Venezuela allows foreign investment in oil industry
On January 30, Venezuela’s National Assembly unanimously approved a partial reform of the Organic Hydrocarbons Law, which relaxes regulations in the oil sector and aims to attract private and foreign investment to the country’s key industry.
Lawmakers fast-tracked the bill Thursday after just one week using a procedure known as “parliamentary urgency,” a mechanism that allows Congress to accelerate debate and voting when an issue is deemed time-sensitive, News.Az reports, citing foreign media.
Venezuela’s interim president, Delcy Rodríguez, signed the approved bill and welcomed it.
“Venezuelans are happy to be here, to have signed this law so that those great oil reserves will finally and forever be the happiness of our people,” she said.
From the opposition, lawmaker Antonio Ecarri warned that the reform grants broad powers to the ministry in charge of hydrocarbons.
“The text keeps intact the tumor of administrative discretion,” Ecarri said.
He contended that the law concentrates regulatory, contractual and economic authority in a single office, increasing corruption risks and weakening institutional oversight. The ruling majority rejected his objections.
“It is not a matter of names but of design; discretion causes harm. The law is a step forward but it creates a new oil czar. The minister has 19 powers, a super minister who sets rules and distributes royalties. If approved, it should be temporary,” Ecarri said.
The legislative debate came weeks after the Jan. 3 capture of Nicolás Maduro in a U.S. military operation in Caracas. Since then, President Donald Trump has said Washington intends to support the recovery of Venezuela’s oil industry and ensure export revenues benefit the population.

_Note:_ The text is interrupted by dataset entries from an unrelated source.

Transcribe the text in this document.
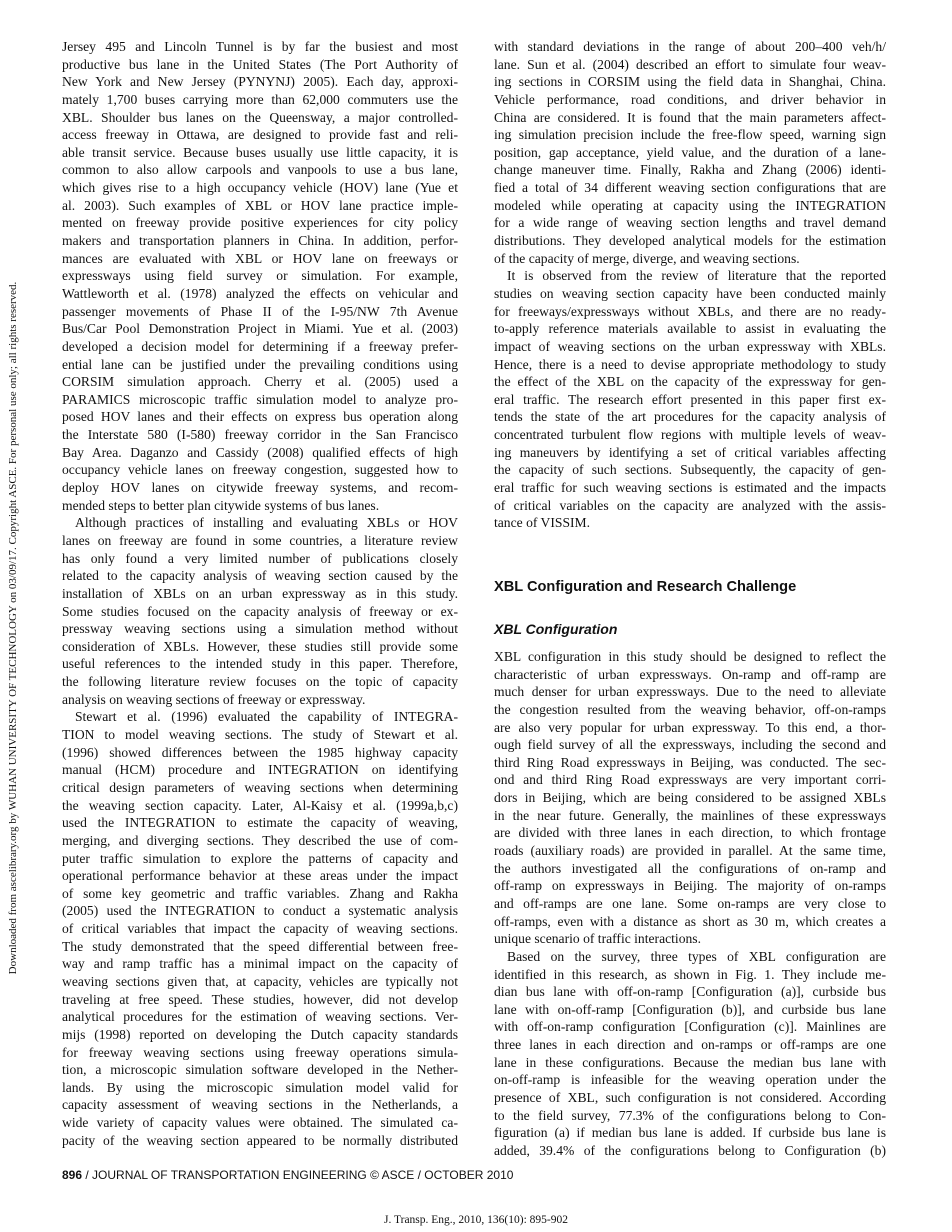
Downloaded from ascelibrary.org by WUHAN UNIVERSITY OF TECHNOLOGY on 03/09/17. Copyright ASCE. For personal use only; all rights reserved.
Jersey 495 and Lincoln Tunnel is by far the busiest and most
productive bus lane in the United States (The Port Authority of
New York and New Jersey (PYNYNJ) 2005). Each day, approxi-
mately 1,700 buses carrying more than 62,000 commuters use the
XBL. Shoulder bus lanes on the Queensway, a major controlled-
access freeway in Ottawa, are designed to provide fast and reli-
able transit service. Because buses usually use little capacity, it is
common to also allow carpools and vanpools to use a bus lane,
which gives rise to a high occupancy vehicle (HOV) lane (Yue et
al. 2003). Such examples of XBL or HOV lane practice imple-
mented on freeway provide positive experiences for city policy
makers and transportation planners in China. In addition, perfor-
mances are evaluated with XBL or HOV lane on freeways or
expressways using field survey or simulation. For example,
Wattleworth et al. (1978) analyzed the effects on vehicular and
passenger movements of Phase II of the I-95/NW 7th Avenue
Bus/Car Pool Demonstration Project in Miami. Yue et al. (2003)
developed a decision model for determining if a freeway prefer-
ential lane can be justified under the prevailing conditions using
CORSIM simulation approach. Cherry et al. (2005) used a
PARAMICS microscopic traffic simulation model to analyze pro-
posed HOV lanes and their effects on express bus operation along
the Interstate 580 (I-580) freeway corridor in the San Francisco
Bay Area. Daganzo and Cassidy (2008) qualified effects of high
occupancy vehicle lanes on freeway congestion, suggested how to
deploy HOV lanes on citywide freeway systems, and recom-
mended steps to better plan citywide systems of bus lanes.
Although practices of installing and evaluating XBLs or HOV
lanes on freeway are found in some countries, a literature review
has only found a very limited number of publications closely
related to the capacity analysis of weaving section caused by the
installation of XBLs on an urban expressway as in this study.
Some studies focused on the capacity analysis of freeway or ex-
pressway weaving sections using a simulation method without
consideration of XBLs. However, these studies still provide some
useful references to the intended study in this paper. Therefore,
the following literature review focuses on the topic of capacity
analysis on weaving sections of freeway or expressway.
Stewart et al. (1996) evaluated the capability of INTEGRA-
TION to model weaving sections. The study of Stewart et al.
(1996) showed differences between the 1985 highway capacity
manual (HCM) procedure and INTEGRATION on identifying
critical design parameters of weaving sections when determining
the weaving section capacity. Later, Al-Kaisy et al. (1999a,b,c)
used the INTEGRATION to estimate the capacity of weaving,
merging, and diverging sections. They described the use of com-
puter traffic simulation to explore the patterns of capacity and
operational performance behavior at these areas under the impact
of some key geometric and traffic variables. Zhang and Rakha
(2005) used the INTEGRATION to conduct a systematic analysis
of critical variables that impact the capacity of weaving sections.
The study demonstrated that the speed differential between free-
way and ramp traffic has a minimal impact on the capacity of
weaving sections given that, at capacity, vehicles are typically not
traveling at free speed. These studies, however, did not develop
analytical procedures for the estimation of weaving sections. Ver-
mijs (1998) reported on developing the Dutch capacity standards
for freeway weaving sections using freeway operations simula-
tion, a microscopic simulation software developed in the Nether-
lands. By using the microscopic simulation model valid for
capacity assessment of weaving sections in the Netherlands, a
wide variety of capacity values were obtained. The simulated ca-
pacity of the weaving section appeared to be normally distributed
with standard deviations in the range of about 200–400 veh/h/
lane. Sun et al. (2004) described an effort to simulate four weav-
ing sections in CORSIM using the field data in Shanghai, China.
Vehicle performance, road conditions, and driver behavior in
China are considered. It is found that the main parameters affect-
ing simulation precision include the free-flow speed, warning sign
position, gap acceptance, yield value, and the duration of a lane-
change maneuver time. Finally, Rakha and Zhang (2006) identi-
fied a total of 34 different weaving section configurations that are
modeled while operating at capacity using the INTEGRATION
for a wide range of weaving section lengths and travel demand
distributions. They developed analytical models for the estimation
of the capacity of merge, diverge, and weaving sections.
It is observed from the review of literature that the reported
studies on weaving section capacity have been conducted mainly
for freeways/expressways without XBLs, and there are no ready-
to-apply reference materials available to assist in evaluating the
impact of weaving sections on the urban expressway with XBLs.
Hence, there is a need to devise appropriate methodology to study
the effect of the XBL on the capacity of the expressway for gen-
eral traffic. The research effort presented in this paper first ex-
tends the state of the art procedures for the capacity analysis of
concentrated turbulent flow regions with multiple levels of weav-
ing maneuvers by identifying a set of critical variables affecting
the capacity of such sections. Subsequently, the capacity of gen-
eral traffic for such weaving sections is estimated and the impacts
of critical variables on the capacity are analyzed with the assis-
tance of VISSIM.
XBL Configuration and Research Challenge
XBL Configuration
XBL configuration in this study should be designed to reflect the
characteristic of urban expressways. On-ramp and off-ramp are
much denser for urban expressways. Due to the need to alleviate
the congestion resulted from the weaving behavior, off-on-ramps
are also very popular for urban expressway. To this end, a thor-
ough field survey of all the expressways, including the second and
third Ring Road expressways in Beijing, was conducted. The sec-
ond and third Ring Road expressways are very important corri-
dors in Beijing, which are being considered to be assigned XBLs
in the near future. Generally, the mainlines of these expressways
are divided with three lanes in each direction, to which frontage
roads (auxiliary roads) are provided in parallel. At the same time,
the authors investigated all the configurations of on-ramp and
off-ramp on expressways in Beijing. The majority of on-ramps
and off-ramps are one lane. Some on-ramps are very close to
off-ramps, even with a distance as short as 30 m, which creates a
unique scenario of traffic interactions.
Based on the survey, three types of XBL configuration are
identified in this research, as shown in Fig. 1. They include me-
dian bus lane with off-on-ramp [Configuration (a)], curbside bus
lane with on-off-ramp [Configuration (b)], and curbside bus lane
with off-on-ramp configuration [Configuration (c)]. Mainlines are
three lanes in each direction and on-ramps or off-ramps are one
lane in these configurations. Because the median bus lane with
on-off-ramp is infeasible for the weaving operation under the
presence of XBL, such configuration is not considered. According
to the field survey, 77.3% of the configurations belong to Con-
figuration (a) if median bus lane is added. If curbside bus lane is
added, 39.4% of the configurations belong to Configuration (b)
896 / JOURNAL OF TRANSPORTATION ENGINEERING © ASCE / OCTOBER 2010
J. Transp. Eng., 2010, 136(10): 895-902
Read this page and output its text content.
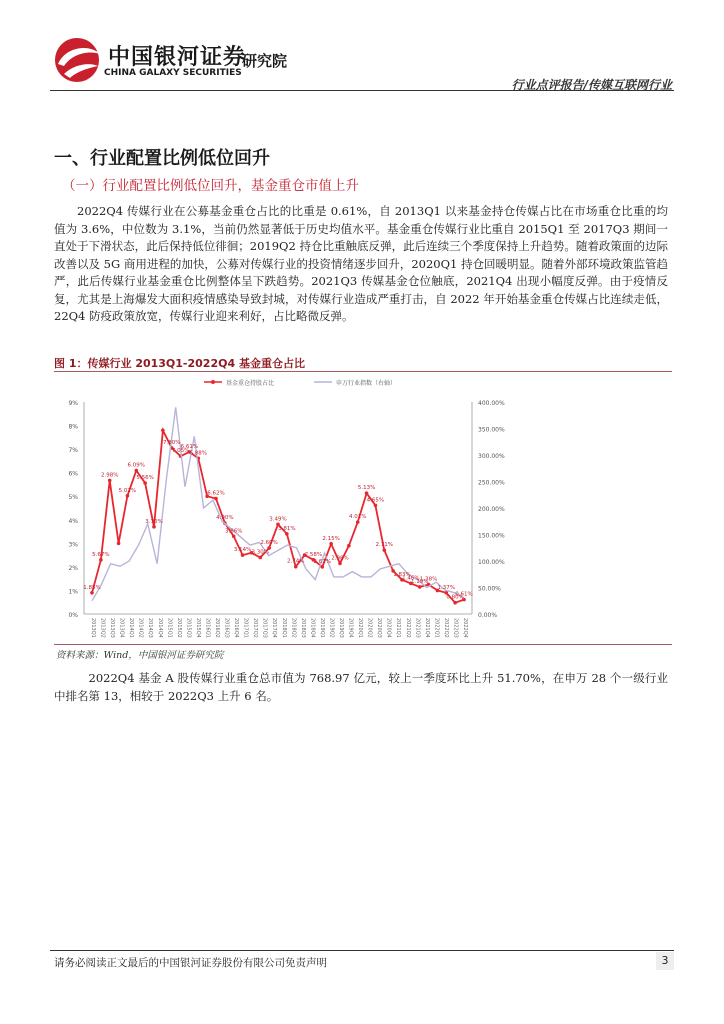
中国银河证券
CHINA GALAXY SECURITIES
研究院
行业点评报告/传媒互联网行业
一、行业配置比例低位回升
（一）行业配置比例低位回升，基金重仓市值上升
2022Q4 传媒行业在公募基金重仓占比的比重是 0.61%，自 2013Q1 以来基金持仓传媒占比在市场重仓比重的均值为 3.6%，中位数为 3.1%，当前仍然显著低于历史均值水平。基金重仓传媒行业比重自 2015Q1 至 2017Q3 期间一直处于下滑状态，此后保持低位徘徊；2019Q2 持仓比重触底反弹，此后连续三个季度保持上升趋势。随着政策面的边际改善以及 5G 商用进程的加快，公募对传媒行业的投资情绪逐步回升，2020Q1 持仓回暖明显。随着外部环境政策监管趋严，此后传媒行业基金重仓比例整体呈下跌趋势。2021Q3 传媒基金仓位触底，2021Q4 出现小幅度反弹。由于疫情反复，尤其是上海爆发大面积疫情感染导致封城，对传媒行业造成严重打击，自 2022 年开始基金重仓传媒占比连续走低，22Q4 防疫政策放宽，传媒行业迎来利好，占比略微反弹。
图 1：传媒行业 2013Q1-2022Q4 基金重仓占比
0%
1%
2%
3%
4%
5%
6%
7%
8%
9%
0.00%
50.00%
100.00%
150.00%
200.00%
250.00%
300.00%
350.00%
400.00%
2013Q1 2013Q2 2013Q3 2013Q4 2014Q1 2014Q2 2014Q3 2014Q4 2015Q1 2015Q2 2015Q3 2015Q4 2016Q1 2016Q2 2016Q3 2016Q4 2017Q1 2017Q2 2017Q3 2017Q4 2018Q1 2018Q2 2018Q3 2018Q4 2019Q1 2019Q2 2019Q3 2019Q4 2020Q1 2020Q2 2020Q3 2020Q4 2021Q1 2021Q2 2021Q3 2021Q4 2022Q1 2022Q2 2022Q3 2022Q4
基金重仓持股占比	申万行业指数（右轴）
1.85%
5.67%
2.98%
5.02%
6.09%
5.56%
3.70%
7.80%
7.05%
6.61%
6.88%
6.62%
4.90%
3.86%
3.14% 3.30%
2.60%
3.49%
3.81%
2.74%
2.58%
2.61%
2.15%
2.98%
4.01%
5.13%
4.65%
2.71%
1.83%
1.46%
1.19%
1.38%
1.37%
0.80%
0.61%
资料来源：Wind，中国银河证券研究院
2022Q4 基金 A 股传媒行业重仓总市值为 768.97 亿元，较上一季度环比上升 51.70%，在申万 28 个一级行业中排名第 13，相较于 2022Q3 上升 6 名。
请务必阅读正文最后的中国银河证券股份有限公司免责声明	3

National Assembly President Jorge Rodríguez described the vote as a turning point for the energy sector.
“It has been a historic day for our people, for the Venezuelan oil industry and for the thousands of workers in this sector. With the reform of the Organic Hydrocarbons Law, oil production in Venezuela will surge,” Rodríguez wrote on X.
The Assembly, controlled by the ruling socialist movement known as Chavismo, altered a framework of strong state control in place for more than two decades. The reform aims to create more favorable conditions for private and foreign investment in oil exploration and production.
The legislation preserves the constitutional requirement that the state retain at least 50% control of joint ventures, but allows primary activities to be carried out through contracts with private companies.
Under the reform, the state keeps a base royalty of 30% on extracted hydrocarbons. However, the rate may be reduced to as low as 20% in contracts with private firms and 15% in joint ventures if a project is shown to be economically unviable under the standard royalty, according to digital outlet Efecto Cocuyo.
The law also incorporates Production Participation Contracts, a model under which private investors assume risks and recover their investment with a share of production without transferring ownership of the resource.
According to official figures, Venezuela attracted more than $900 million in investment in 2025 and projects that figure will reach $1.4 billion in 2026.
The reform requires private firms to assume operating costs and risks, eases royalty rules and authorizes direct crude oil marketing under state supervision.
Before the final vote, lawmaker Orlando Camacho said the proposal had been discussed in several regions and that 120 submissions were received, according to local outlet Diario VEA.
“This law will change the country’s economy; it will be a pillar of transformation for Venezuela’s future,” Camacho said.